Company CEO Keisuke Iwaya said passengers do not need to be billionaires, go through intense training or have the language skills needed to fly in a rocket.
“It’s safe, economical and gentle for people,” Iwaya told reporters. “The idea is to make space tourism for everyone.” He said he wants to “democratize space.”
The company, Iwaya Giken, based in Sapporo in northern Japan, has been working on the project since 2012 and says it has developed an airtight two-seat cabin and a balloon capable of rising up to an altitude of 25 kilometers (15 miles), where the curve of the Earth can be clearly viewed. While passengers won’t be in outer space — the balloon only goes up to roughly the middle of the stratosphere — they’ll be higher than a jet plane flies and have an unobstructed view of outer space.
The company teamed up with major Japanese travel agency JTB Corp., which announced plans to collaborate on the project when the company is ready for a commercial trip. Initially, a flight would cost about 24 million yen ($180,000), but Iwaya said he aims to eventually bring it down to several million yen (tens of thousands of dollars).
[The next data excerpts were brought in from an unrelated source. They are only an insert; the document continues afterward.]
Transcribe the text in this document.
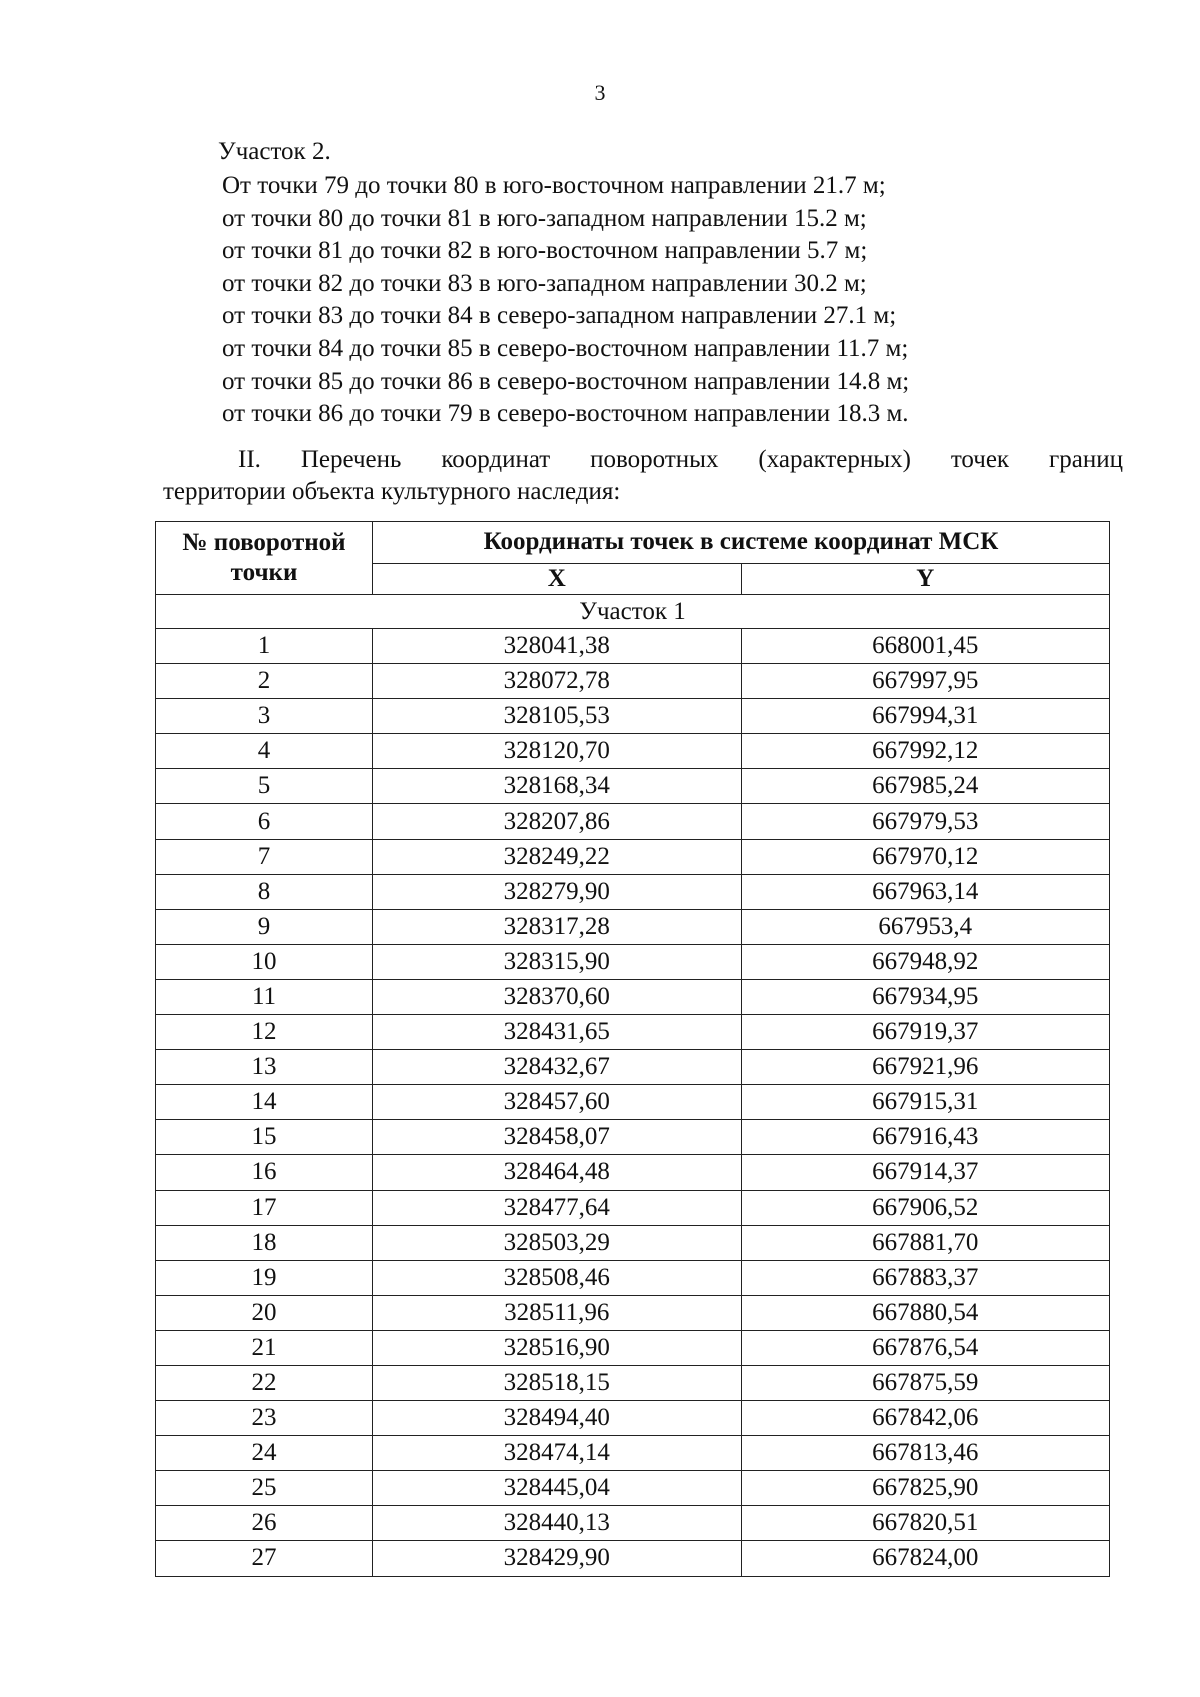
3
Участок 2.
От точки 79 до точки 80 в юго-восточном направлении 21.7 м;
от точки 80 до точки 81 в юго-западном направлении 15.2 м;
от точки 81 до точки 82 в юго-восточном направлении 5.7 м;
от точки 82 до точки 83 в юго-западном направлении 30.2 м;
от точки 83 до точки 84 в северо-западном направлении 27.1 м;
от точки 84 до точки 85 в северо-восточном направлении 11.7 м;
от точки 85 до точки 86 в северо-восточном направлении 14.8 м;
от точки 86 до точки 79 в северо-восточном направлении 18.3 м.
II. Перечень координат поворотных (характерных) точек границ
территории объекта культурного наследия:
№ поворотной точки	Координаты точек в системе координат МСК	
	X	Y
Участок 1		
1	328041,38	668001,45
2	328072,78	667997,95
3	328105,53	667994,31
4	328120,70	667992,12
5	328168,34	667985,24
6	328207,86	667979,53
7	328249,22	667970,12
8	328279,90	667963,14
9	328317,28	667953,4
10	328315,90	667948,92
11	328370,60	667934,95
12	328431,65	667919,37
13	328432,67	667921,96
14	328457,60	667915,31
15	328458,07	667916,43
16	328464,48	667914,37
17	328477,64	667906,52
18	328503,29	667881,70
19	328508,46	667883,37
20	328511,96	667880,54
21	328516,90	667876,54
22	328518,15	667875,59
23	328494,40	667842,06
24	328474,14	667813,46
25	328445,04	667825,90
26	328440,13	667820,51
27	328429,90	667824,00
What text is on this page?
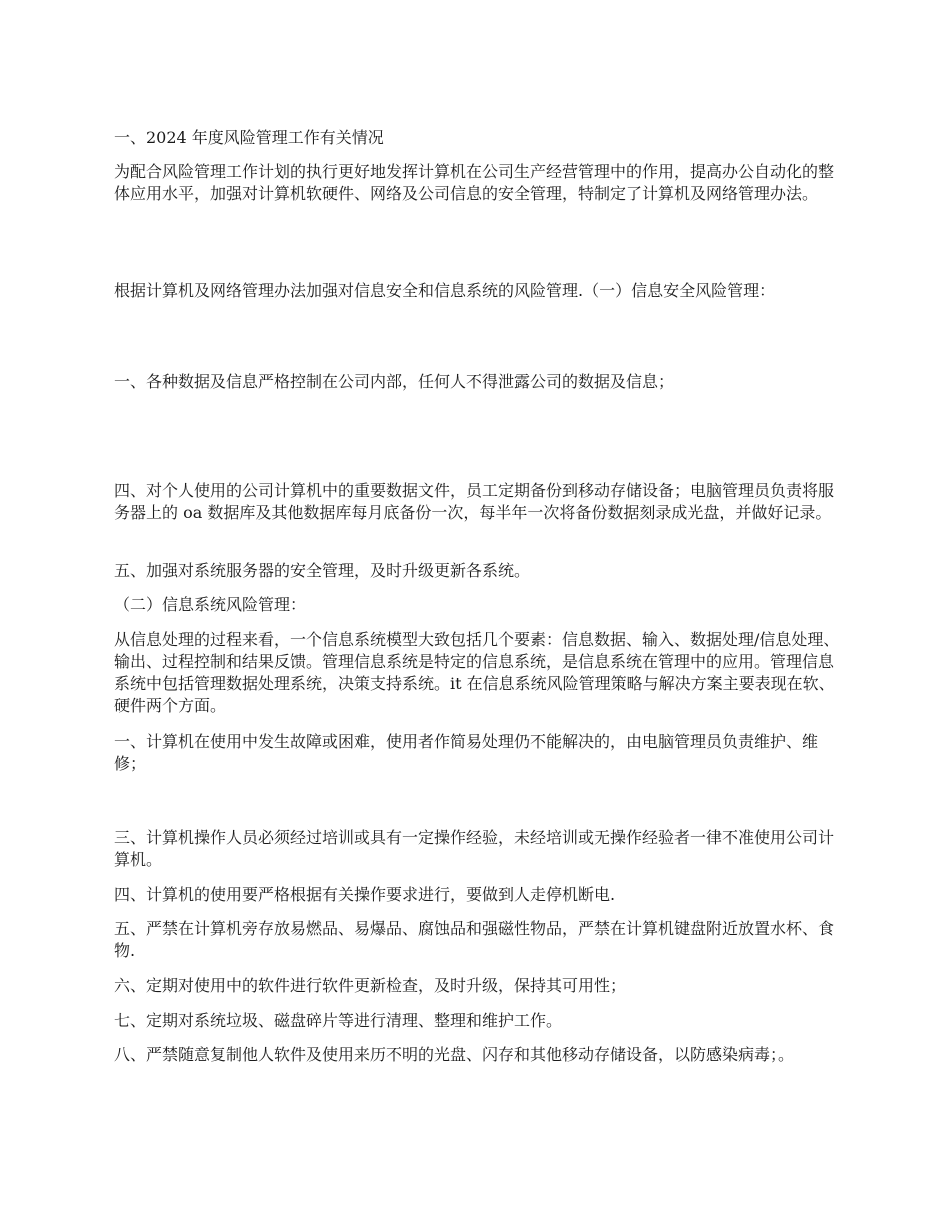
一、2024 年度风险管理工作有关情况

为配合风险管理工作计划的执行更好地发挥计算机在公司生产经营管理中的作用，提高办公自动化的整体应用水平，加强对计算机软硬件、网络及公司信息的安全管理，特制定了计算机及网络管理办法。

根据计算机及网络管理办法加强对信息安全和信息系统的风险管理.（一）信息安全风险管理：

一、各种数据及信息严格控制在公司内部，任何人不得泄露公司的数据及信息；

四、对个人使用的公司计算机中的重要数据文件，员工定期备份到移动存储设备；电脑管理员负责将服务器上的 oa 数据库及其他数据库每月底备份一次，每半年一次将备份数据刻录成光盘，并做好记录。

五、加强对系统服务器的安全管理，及时升级更新各系统。

（二）信息系统风险管理：

从信息处理的过程来看，一个信息系统模型大致包括几个要素：信息数据、输入、数据处理/信息处理、输出、过程控制和结果反馈。管理信息系统是特定的信息系统，是信息系统在管理中的应用。管理信息系统中包括管理数据处理系统，决策支持系统。it 在信息系统风险管理策略与解决方案主要表现在软、硬件两个方面。

一、计算机在使用中发生故障或困难，使用者作简易处理仍不能解决的，由电脑管理员负责维护、维修；

三、计算机操作人员必须经过培训或具有一定操作经验，未经培训或无操作经验者一律不准使用公司计算机。

四、计算机的使用要严格根据有关操作要求进行，要做到人走停机断电.

五、严禁在计算机旁存放易燃品、易爆品、腐蚀品和强磁性物品，严禁在计算机键盘附近放置水杯、食物.

六、定期对使用中的软件进行软件更新检查，及时升级，保持其可用性；

七、定期对系统垃圾、磁盘碎片等进行清理、整理和维护工作。

八、严禁随意复制他人软件及使用来历不明的光盘、闪存和其他移动存储设备，以防感染病毒；。
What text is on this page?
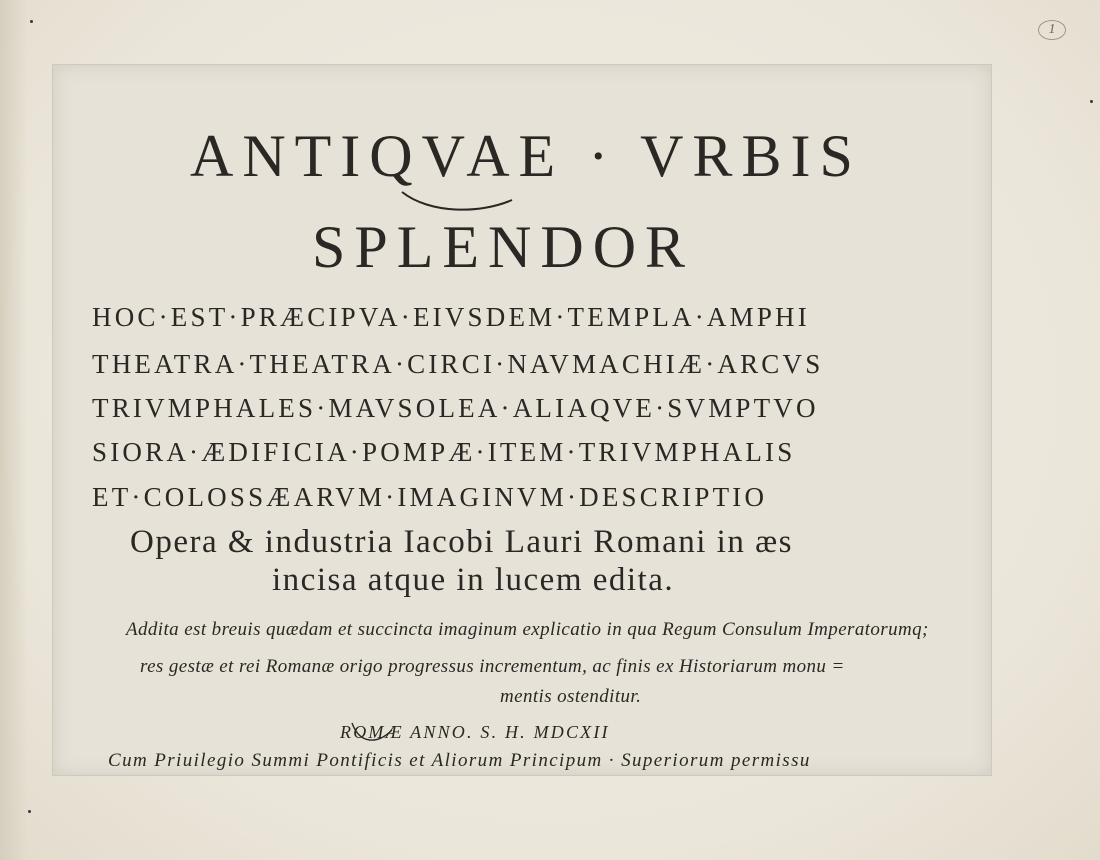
1
ANTIQVAE · VRBIS
SPLENDOR
HOC·EST·PRÆCIPVA·EIVSDEM·TEMPLA·AMPHI
THEATRA·THEATRA·CIRCI·NAVMACHIÆ·ARCVS
TRIVMPHALES·MAVSOLEA·ALIAQVE·SVMPTVO
SIORA·ÆDIFICIA·POMPÆ·ITEM·TRIVMPHALIS
ET·COLOSSÆARVM·IMAGINVM·DESCRIPTIO
Opera & industria Iacobi Lauri Romani in æs
incisa atque in lucem edita.
Addita est breuis quædam et succincta imaginum explicatio in qua Regum Consulum Imperatorumq;
res gestæ et rei Romanæ origo progressus incrementum, ac finis ex Historiarum monu =
mentis ostenditur.
ROMÆ ANNO. S. H. MDCXII
Cum Priuilegio Summi Pontificis et Aliorum Principum · Superiorum permissu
While Japanese space ventures have fallen behind U.S. companies like SpaceX, Iwaya said his aim is to make space more reachable.
SpaceX launched three rich businessmen and their astronaut escort to the International Space Station in April for $55 million each — the company’s first private charter flight to the orbiting lab after two years of carrying astronauts there for NASA.
But unlike a rocket or a hot air balloon, the Iwaya Giken vessel will be lifted by helium that can be largely reused, company officials said, and flights will safely stay above Japanese territory or airspace. The first trip is planned as early as later this year.
The balloon, which can carry a pilot and a passenger, would take off from a balloon port in Hokkaido, rise for two hours to as high as 25 kilometers (15 miles) and stay there for one hour before a one-hour descent. The drum-shaped plastic cabin is 1.5 meters (4.9 feet) in diameter and has several large windows to allow a view of space above or the Earth below, the company said.
Applications for a space viewing ride opened Tuesday and will continue through the end of August. The first five passengers selected will be announced in October, company officials said, and flights will be approximately a week apart, depending on the weather.